Lançada em 1976, Alucinação traz em seu bojo uma hierarquização de preconceitos que fulminavam o país, grifando, com sua poética, os verdadeiros outsiders da sociedade daquela época: os pretos, os pobres, os estudantes, os gays, as mulheres, os trabalhadores das fábricas, os sem-teto, as prostitutas:
Um preto, um pobre um estudante, uma mulher sozinha
Blues jeans e motocicletas, pessoas cinzar normais
Os humilhados no parque com os seus jornais
Um rapaz delicado e alegre que canta e requebra. É demais.
Dois policiais cumprindo seu duro dever e
defendendo seu amor por nossas vidas.
Belchior sabia bem do que falava e de quem falava, afinal de contas, ele era um deles e acabara de ser pisoteado e cuspido pelo mercado fonográfico (essa voz anasalada não vende) e pelo sistema de show business. Portanto ele sempre soube de que lado deveria estar e como deveria se comportar. Sob o impacto do escritor britânico Anthony Burgess e sua obra Laranja Mecânica, que acabara de virar filme, Belchior reafirmava a resistência à barbárie: “Longe o profeta do terror que a laranja mecânica anuncia”.
Alucinação é, assim como o seu criador, uma canção atemporal e cheia de vigor; terna e cheia de lamentos. Lamentos estes potencializados por uma batida rocker, docemente incendiária. Belchior, na canção em análise, toma postura completamente anti-Timoty Leary, psicólogo e neurocientista norte-americano que militou pelo o alargamento da percepção por meio de drogas. Quão feliz e certeiro foi o velho Bel quando escreveu “A minha alucinação é suportar o dia a dia e meu delírio é a experiência com coisas reais”. E vale salientar que Belchior sempre esteve longe do conservadorismo e não era contra as drogas, no entanto reivindicava seu uso por meio da autogestão e isso fica claro lá em “Como o diabo gosta” quando ele diz “E não vou eu mesmo atar minha mão”.
Outro tema dissecado por Belchior, em Alucinação, é a solidão, sobretudo a solidão urbana.
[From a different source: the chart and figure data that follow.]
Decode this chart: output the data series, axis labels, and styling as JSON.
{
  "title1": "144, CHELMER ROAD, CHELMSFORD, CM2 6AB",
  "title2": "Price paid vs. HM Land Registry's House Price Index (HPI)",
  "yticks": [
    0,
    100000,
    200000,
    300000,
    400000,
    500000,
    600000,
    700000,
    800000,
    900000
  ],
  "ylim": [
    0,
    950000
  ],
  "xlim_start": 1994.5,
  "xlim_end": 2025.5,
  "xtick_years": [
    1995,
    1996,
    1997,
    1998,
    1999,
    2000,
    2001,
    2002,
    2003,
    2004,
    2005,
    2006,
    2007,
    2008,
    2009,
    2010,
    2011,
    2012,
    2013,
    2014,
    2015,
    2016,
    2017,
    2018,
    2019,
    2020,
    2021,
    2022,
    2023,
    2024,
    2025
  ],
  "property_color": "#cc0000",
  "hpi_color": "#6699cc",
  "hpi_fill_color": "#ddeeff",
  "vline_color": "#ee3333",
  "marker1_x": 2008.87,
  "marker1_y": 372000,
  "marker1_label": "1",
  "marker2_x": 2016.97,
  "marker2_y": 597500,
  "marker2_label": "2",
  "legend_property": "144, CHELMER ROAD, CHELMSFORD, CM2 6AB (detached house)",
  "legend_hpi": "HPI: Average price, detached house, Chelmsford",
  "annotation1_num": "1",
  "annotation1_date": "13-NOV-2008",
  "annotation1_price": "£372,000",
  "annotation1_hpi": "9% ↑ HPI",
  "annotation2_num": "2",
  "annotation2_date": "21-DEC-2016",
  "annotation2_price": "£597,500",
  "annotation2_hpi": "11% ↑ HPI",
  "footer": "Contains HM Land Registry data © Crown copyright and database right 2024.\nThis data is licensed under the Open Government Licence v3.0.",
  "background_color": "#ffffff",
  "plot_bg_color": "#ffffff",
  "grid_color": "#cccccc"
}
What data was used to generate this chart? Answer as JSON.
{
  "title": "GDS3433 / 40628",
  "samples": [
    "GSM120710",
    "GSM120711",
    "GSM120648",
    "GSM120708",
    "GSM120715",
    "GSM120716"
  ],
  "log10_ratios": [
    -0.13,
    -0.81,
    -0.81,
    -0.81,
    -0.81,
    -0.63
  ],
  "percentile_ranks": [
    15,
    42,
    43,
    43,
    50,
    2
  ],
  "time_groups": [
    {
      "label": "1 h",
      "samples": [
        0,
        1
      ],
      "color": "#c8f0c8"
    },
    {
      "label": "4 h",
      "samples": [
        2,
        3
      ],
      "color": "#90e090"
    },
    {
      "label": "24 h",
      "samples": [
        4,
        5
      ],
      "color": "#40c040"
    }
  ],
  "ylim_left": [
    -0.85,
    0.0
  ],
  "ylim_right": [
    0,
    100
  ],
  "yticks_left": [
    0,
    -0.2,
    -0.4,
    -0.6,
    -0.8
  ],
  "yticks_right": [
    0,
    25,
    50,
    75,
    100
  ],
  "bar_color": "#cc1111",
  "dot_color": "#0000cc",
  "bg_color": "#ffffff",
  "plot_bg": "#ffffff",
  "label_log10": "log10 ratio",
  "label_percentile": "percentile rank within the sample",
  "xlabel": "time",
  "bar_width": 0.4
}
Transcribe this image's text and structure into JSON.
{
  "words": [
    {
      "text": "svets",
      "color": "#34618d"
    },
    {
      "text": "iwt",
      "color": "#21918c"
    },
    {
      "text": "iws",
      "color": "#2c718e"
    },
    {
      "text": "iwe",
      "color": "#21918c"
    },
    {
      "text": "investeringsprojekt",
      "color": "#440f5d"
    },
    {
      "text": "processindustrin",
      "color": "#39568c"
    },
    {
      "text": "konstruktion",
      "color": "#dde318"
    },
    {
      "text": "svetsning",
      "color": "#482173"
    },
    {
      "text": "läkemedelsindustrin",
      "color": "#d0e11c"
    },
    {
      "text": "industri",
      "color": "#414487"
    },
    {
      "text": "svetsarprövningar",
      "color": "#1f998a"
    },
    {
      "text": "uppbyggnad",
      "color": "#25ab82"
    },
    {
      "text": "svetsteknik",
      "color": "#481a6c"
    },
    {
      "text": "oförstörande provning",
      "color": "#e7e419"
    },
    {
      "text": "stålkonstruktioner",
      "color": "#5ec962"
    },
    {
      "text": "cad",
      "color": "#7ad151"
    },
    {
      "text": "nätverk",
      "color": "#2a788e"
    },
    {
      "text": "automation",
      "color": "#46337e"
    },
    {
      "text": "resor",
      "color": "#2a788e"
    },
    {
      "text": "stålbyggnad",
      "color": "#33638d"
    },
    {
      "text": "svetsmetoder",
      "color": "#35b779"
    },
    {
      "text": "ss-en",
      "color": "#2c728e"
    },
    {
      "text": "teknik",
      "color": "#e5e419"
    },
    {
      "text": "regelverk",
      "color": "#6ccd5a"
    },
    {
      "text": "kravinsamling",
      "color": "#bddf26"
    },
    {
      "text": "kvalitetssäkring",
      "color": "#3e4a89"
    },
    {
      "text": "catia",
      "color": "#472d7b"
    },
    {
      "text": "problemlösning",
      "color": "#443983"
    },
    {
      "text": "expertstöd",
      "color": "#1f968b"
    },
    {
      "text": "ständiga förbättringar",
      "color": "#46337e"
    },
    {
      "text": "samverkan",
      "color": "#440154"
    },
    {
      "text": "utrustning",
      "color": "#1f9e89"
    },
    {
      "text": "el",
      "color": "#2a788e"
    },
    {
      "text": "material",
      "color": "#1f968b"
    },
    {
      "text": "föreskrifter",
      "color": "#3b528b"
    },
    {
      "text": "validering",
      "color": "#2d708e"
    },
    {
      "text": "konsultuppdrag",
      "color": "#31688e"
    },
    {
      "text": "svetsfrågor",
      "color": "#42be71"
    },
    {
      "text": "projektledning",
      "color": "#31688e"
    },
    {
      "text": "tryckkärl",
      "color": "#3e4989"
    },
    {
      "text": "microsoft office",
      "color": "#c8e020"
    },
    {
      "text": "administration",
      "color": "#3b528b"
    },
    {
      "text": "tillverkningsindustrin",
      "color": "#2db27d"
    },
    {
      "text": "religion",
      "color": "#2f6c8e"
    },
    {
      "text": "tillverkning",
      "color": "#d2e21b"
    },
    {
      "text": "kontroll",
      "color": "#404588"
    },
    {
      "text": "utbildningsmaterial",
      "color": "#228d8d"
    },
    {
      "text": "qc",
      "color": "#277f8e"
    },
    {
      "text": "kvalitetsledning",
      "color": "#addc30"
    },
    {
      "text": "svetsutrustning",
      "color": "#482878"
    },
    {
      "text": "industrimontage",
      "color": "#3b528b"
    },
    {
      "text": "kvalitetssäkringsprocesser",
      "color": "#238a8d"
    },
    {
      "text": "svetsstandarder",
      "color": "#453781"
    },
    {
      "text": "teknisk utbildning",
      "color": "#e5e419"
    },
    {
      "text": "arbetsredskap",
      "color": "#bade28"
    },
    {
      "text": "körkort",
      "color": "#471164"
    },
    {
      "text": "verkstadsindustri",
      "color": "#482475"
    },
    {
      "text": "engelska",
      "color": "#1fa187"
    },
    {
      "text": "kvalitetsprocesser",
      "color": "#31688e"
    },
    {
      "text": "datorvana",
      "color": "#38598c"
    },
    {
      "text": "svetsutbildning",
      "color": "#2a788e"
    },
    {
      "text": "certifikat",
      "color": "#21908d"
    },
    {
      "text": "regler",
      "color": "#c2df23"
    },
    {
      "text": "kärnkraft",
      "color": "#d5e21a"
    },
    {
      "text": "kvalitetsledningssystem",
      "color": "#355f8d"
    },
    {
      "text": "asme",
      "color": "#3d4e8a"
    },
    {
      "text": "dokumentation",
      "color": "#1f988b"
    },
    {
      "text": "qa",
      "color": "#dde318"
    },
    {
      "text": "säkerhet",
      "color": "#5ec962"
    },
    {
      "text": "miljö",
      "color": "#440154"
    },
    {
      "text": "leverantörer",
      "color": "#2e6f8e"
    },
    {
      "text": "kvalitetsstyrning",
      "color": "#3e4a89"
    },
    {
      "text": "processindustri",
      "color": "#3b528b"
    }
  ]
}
É nessa perspectiva nua e crua que Belchior aborta o tema suicídio, de forma pioneira na poesia da MPB, quando diz “Meu corpo que cai do oitavo andar”. Esse tema só tinha sido familiar à poesia de autores radicais como Roberto Piva, em “Paranoia”, clássico da poesia dos anos 1960. Piva afirmava que: “ O Poeta existe para impedir que as pessoas parem de sonhar”.
Como fica claro, Alucinação é muito mais do que uma música, é um chamamento ao despertar para a vida, mas não para uma vida qualquer, e sim para a uma vida real digna de ser vivida com alegria e honradez.
“Amar e mudar as coisas me interessa mais”.
Ficamos por aqui!
Bom final de semana e até a próxima!